Compounds of symmetric informationally complete measurements and their application in quantum key distribution

TL;DR

This paper introduces a new complex structure called SIC-compound, constructed from symmetric informationally complete measurements, and demonstrates its application in enhancing quantum key distribution security.

Contribution

The paper constructs an explicit example of SIC-compounds in four dimensions and explores their relation to mutually unbiased bases for quantum state discrimination.

Findings

Explicit construction of SIC-compound in 4D

SIC-compounds enable secure quantum key distribution with high error tolerance

Relation established between SIC-compounds and mutually unbiased bases

Abstract

Symmetric informationally complete measurements (SICs) are elegant, celebrated and broadly useful discrete structures in Hilbert space. We introduce a more sophisticated discrete structure compounded by several SICs. A SIC-compound is defined to be a collection of $d^3$ vectors in $d$-dimensional Hilbert space that can be partitioned in two different ways: into $d$ SICs and into $d^2$ orthonormal bases.
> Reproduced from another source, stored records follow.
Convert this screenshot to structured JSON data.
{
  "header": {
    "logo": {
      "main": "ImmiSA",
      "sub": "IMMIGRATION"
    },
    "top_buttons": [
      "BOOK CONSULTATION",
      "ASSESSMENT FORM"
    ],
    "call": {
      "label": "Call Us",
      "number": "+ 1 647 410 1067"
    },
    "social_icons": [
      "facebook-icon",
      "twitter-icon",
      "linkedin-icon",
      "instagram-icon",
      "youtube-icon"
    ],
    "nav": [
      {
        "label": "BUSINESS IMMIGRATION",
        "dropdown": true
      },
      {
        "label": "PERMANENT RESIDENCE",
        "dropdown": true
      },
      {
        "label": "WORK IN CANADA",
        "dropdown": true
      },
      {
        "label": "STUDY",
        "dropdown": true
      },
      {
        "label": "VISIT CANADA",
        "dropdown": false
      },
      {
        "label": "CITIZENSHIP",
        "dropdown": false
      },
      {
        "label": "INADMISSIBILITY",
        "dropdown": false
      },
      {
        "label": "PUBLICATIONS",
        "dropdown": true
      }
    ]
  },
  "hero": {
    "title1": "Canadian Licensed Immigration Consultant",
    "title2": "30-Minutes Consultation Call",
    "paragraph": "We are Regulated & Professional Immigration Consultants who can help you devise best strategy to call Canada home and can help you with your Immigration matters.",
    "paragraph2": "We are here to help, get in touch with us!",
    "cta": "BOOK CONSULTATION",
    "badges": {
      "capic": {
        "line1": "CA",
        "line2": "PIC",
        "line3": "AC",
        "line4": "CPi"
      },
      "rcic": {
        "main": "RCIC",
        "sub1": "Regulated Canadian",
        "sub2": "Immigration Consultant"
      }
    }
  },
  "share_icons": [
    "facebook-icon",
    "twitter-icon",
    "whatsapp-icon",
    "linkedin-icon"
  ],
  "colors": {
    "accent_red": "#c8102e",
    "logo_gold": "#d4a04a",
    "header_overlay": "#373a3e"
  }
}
While a priori their existence may appear unlikely when $d>2$, we surprisingly answer it in the positive through an explicit construction for $d=4$. Remarkably this SIC-compound admits a close relation to mutually unbiased bases, as is revealed through quantum state discrimination. Going beyond fundamental considerations, we leverage these exotic properties to construct a protocol for quantum key distribution and analyze its security under general eavesdropping attacks. We show that SIC-compounds enable secure key generation in the presence of errors that are large enough to prevent the success of the generalisation of the six-state protocol.